A new interagency task force on Thursday launched a high-profile investigation looking into allegations that employees of the state-run Land & Housing Corp. used confidential information to make speculative land purchases in residential development zones.
The Moon Jae-in administration’s stern response was seen as a move to minimize the negative impact on its real estate policies and also an attempt to dial down escalating political debates that have dragged in incumbent Land Minister Byeon Chang-heum under the spotlight.
“In the wake of the LH employees’ speculative land buying allegation, we shall set to investigate all public servants and public institution employees,” said Prime Minister Chung Sye-kyun in a press briefing.
“We do not, however, suspect that Minister Byeon was involved in this given case (during his years as LH chief).”
He also added that members of the National Assembly and the Blue House will not be subject to the investigation.
Chung is to lead the interagency team that will carry out the probe on officials at the land ministry and other relevant public agencies might have been involved in the latest LH land trading scandal.
The investigation was initially launched to look into a group of officials at LH over allegations that they used confidential information to purchase farmland in Gwangmyeong and Siheung, before the government announced a major development plan there.
The two cities in Gyeonggi Province are expected to accommodate some 70,000 new homes, as part of the government’s plan to ramp up housing supply and cool down the heated real estate market in greater Seoul.
A total of 14 LH employees and their family members are accused of purchasing 23,028 square meters of farmland for some 10 billion won ($8.89 million) between April 2018 and June 2020, having taken out loans worth 5.8 billion won from financial institutions.
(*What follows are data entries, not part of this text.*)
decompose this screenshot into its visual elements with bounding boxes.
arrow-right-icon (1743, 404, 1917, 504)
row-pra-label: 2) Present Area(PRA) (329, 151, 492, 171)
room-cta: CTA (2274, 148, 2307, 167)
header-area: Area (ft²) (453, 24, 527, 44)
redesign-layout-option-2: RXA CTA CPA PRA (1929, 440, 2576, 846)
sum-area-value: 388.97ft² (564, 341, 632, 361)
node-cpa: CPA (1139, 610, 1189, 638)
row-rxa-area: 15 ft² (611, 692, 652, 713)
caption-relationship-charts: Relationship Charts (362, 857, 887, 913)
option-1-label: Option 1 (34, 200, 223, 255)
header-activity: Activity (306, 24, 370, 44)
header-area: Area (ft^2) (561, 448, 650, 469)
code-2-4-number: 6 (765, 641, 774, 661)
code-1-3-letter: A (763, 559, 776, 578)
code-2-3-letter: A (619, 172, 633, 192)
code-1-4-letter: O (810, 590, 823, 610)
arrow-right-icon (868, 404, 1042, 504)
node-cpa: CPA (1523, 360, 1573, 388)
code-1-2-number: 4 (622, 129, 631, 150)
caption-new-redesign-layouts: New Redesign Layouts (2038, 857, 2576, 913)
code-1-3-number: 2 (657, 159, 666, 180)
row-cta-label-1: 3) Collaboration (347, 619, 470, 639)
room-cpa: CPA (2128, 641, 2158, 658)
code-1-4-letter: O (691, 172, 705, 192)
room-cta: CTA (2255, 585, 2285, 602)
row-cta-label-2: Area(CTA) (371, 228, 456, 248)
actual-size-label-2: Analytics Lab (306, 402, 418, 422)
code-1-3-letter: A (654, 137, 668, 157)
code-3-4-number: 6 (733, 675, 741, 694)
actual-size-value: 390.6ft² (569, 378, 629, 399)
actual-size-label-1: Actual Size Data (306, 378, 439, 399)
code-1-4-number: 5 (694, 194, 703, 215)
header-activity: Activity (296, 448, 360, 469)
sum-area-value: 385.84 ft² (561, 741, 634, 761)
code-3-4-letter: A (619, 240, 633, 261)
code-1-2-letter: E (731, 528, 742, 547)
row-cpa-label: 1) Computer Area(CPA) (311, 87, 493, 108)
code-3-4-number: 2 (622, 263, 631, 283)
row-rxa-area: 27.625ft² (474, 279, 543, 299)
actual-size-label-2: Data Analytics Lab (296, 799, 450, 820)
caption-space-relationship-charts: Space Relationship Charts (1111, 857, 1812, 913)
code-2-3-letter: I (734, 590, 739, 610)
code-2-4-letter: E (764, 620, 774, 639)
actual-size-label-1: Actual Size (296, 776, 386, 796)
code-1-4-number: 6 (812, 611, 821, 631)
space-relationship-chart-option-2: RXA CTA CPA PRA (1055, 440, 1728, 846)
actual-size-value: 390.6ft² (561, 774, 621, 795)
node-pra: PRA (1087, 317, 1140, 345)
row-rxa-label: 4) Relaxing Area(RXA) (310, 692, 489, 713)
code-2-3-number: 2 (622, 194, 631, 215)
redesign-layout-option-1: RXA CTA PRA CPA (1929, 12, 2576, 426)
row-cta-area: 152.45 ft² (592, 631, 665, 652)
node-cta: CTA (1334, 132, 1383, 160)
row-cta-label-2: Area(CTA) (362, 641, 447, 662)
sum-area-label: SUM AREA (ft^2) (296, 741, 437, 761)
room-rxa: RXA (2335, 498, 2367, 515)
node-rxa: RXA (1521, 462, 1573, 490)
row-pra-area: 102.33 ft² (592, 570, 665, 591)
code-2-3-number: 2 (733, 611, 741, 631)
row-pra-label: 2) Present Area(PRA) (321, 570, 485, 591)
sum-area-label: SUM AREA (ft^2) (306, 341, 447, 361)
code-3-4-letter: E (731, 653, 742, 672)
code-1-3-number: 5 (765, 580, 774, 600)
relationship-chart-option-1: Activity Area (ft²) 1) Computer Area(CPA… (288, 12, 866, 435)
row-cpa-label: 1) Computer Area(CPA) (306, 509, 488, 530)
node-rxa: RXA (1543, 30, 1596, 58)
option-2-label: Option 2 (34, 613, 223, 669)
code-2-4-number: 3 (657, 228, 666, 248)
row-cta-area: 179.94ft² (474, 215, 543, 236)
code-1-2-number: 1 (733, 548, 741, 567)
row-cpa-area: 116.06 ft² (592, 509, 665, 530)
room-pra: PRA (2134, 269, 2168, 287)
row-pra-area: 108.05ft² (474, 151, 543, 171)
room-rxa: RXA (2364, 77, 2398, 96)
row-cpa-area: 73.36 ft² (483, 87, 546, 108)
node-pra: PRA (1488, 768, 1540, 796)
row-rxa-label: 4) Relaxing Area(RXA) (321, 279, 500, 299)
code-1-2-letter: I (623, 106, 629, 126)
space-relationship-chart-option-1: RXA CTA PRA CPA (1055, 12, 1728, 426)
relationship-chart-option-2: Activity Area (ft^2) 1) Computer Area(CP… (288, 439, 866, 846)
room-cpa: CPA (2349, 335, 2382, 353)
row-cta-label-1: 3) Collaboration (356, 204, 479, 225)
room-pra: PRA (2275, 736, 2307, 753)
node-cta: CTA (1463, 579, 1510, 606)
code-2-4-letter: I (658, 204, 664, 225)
Two of them are former employees while the rest have been suspended from their duties in the wake of the allegations.
The expanded scope of the investigation reflected the growing suspicion that the massive speculative scheme might have involved more than just LH staffers.
“President Moon Jae-in has ordered (the government) to figure out whether the new town speculation scandal was the deviation of some employees or whether it was due to deep-rooted corruption,” said Cheong Wa Dae spokesperson Kang Min-seok.
The president’s remark added to his order just a day before that a thorough investigation be carried out into the corresponding dispute.
A dilemma for the Moon government is that incumbent Land Minister Byeon Chang-heum had served as LH chief from April 2019 to December 2020 -- when the disputed land buying purportedly occurred.
While the ruling Democratic Party focused on the investigation on the development plan itself, several members of the main opposition People Power Party has held the real estate policymaker responsible and consequently blamed the Moon administration for naming him to the current position.
Meanwhile, LH took a low posture and issued an official apology, vowing to take all investigative and punitive measures possible.
“We offer our sincere apology over the allegations that some of our employees were involved in the Gwangmyeong-Siheung district speculation,” said LH Executive Vice President and Acting President Chang Choong-mo in a statement.
“As a public corporation, our role was to give hope to the people amid a turbulent real estate market, but some employees have failed to fulfill their duties as public servants.”
In an extended gesture to recover public trust, LH also vowed to introduce a declaration system on the land transactions of all employees and their families, especially for those involved in new real estate development projects.